The VIP summary posted on PharmGKB provides background on HLA-B and its role in the immune system, as well as discussing the roles of HLA-B alleles in diseases and pharmacogenetics, with a particular focus on the *57:01*58:01 and *15:02 alleles. 

For more information, please read the entire HLA-B VIP summary and its associated variant summaries on PharmGKB.


View all VIP gene summaries at PharmGKB.

Monday, August 4, 2014

European approval of additional CFTR variants listed for ivacaftor use

The drug Ivacaftor (Kalydeco) was originally indicated for use in cystic fibrosis (CF) patients with one or two copies of the G551D variant (rs75527207) in the CFTR gene. The European Commission has approved the use of ivacaftor in patients with an expanded list of CFTR variants that all result in a defect in CFTR gating (announced in a press release by the company).

The additional variants are: G178R (rs80282562), S549N (rs121908755), S549R (rs121908757 and rs121909005), G551S (rs121909013), G1244E (rs267606723), S1251N (rs74503330), S1255P (rs121909041) and G1349D (rs193922525). 

These additional variants were approved by the FDA earlier this year, and added to the ivacaftor drug label indication section. In light of these changes, the CPIC therapeutic guidelines for ivacaftor were updated. 

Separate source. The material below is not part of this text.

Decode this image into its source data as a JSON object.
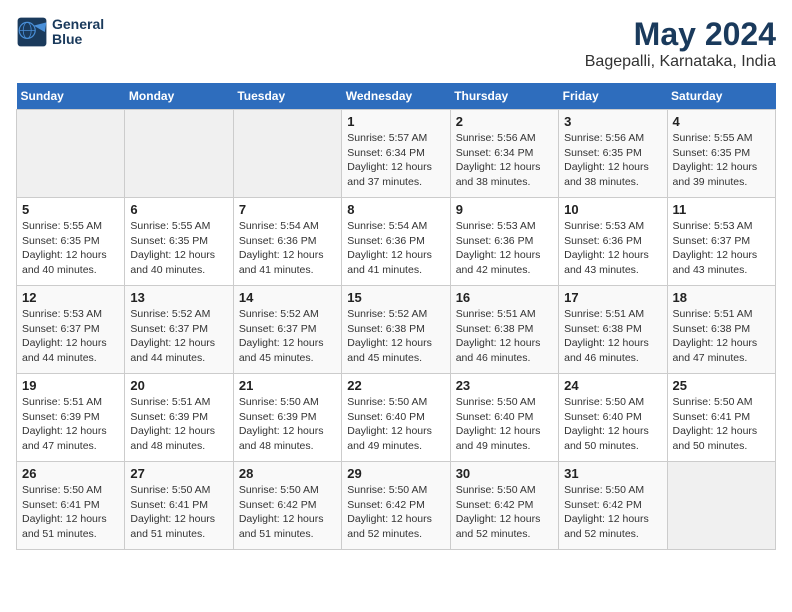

The variants are listed in Table 2 of the PharmGKB CFTR VIP summary - view to read more about targeting CFTR variants to treat CF.

Tuesday, July 29, 2014

Praise for PharmGKB





PharmGKB is “the Holy Grail” for DNA STAT, a company that provides pharmacogenomics testing for patients. DNA STAT goes on to praise PharmGKB’s “accessibility and comprehensiveness” and highlights its “interactive SNP features and tools for education and clinical implementation of genetic data.”


Friday, July 25, 2014

Ifosfamide PK and PD pathways published in PG&G

Ifosfamide is a produg used in combination chemotherapy for the treatment of solid tumors. Around 20% of patients experience toxicity. Pathways depicting the genes involved in the pharmacokinetics and pharmacodynamics of ifosfamide have been published in PG&G. Variants in these genes that are associated with toxicity and drug resistance are discussed.

Click on the pictures to view the pathways:
http://www.pharmgkb.org/pathway/PA2037
Pharmacokinetics
http://www.pharmgkb.org/pathway/PA2038
Pharmacodynamics













Read the publication:
PharmGKB summary: ifosfamide pathways, pharmacokinetics and pharmacodynamics.
Lowenberg D, Thorn CF, Desta Z, Flockhart DA, Altman RB, Klein TE.
Pharmacogenetics & Genomics. 2014 Feb;24(2):133-8.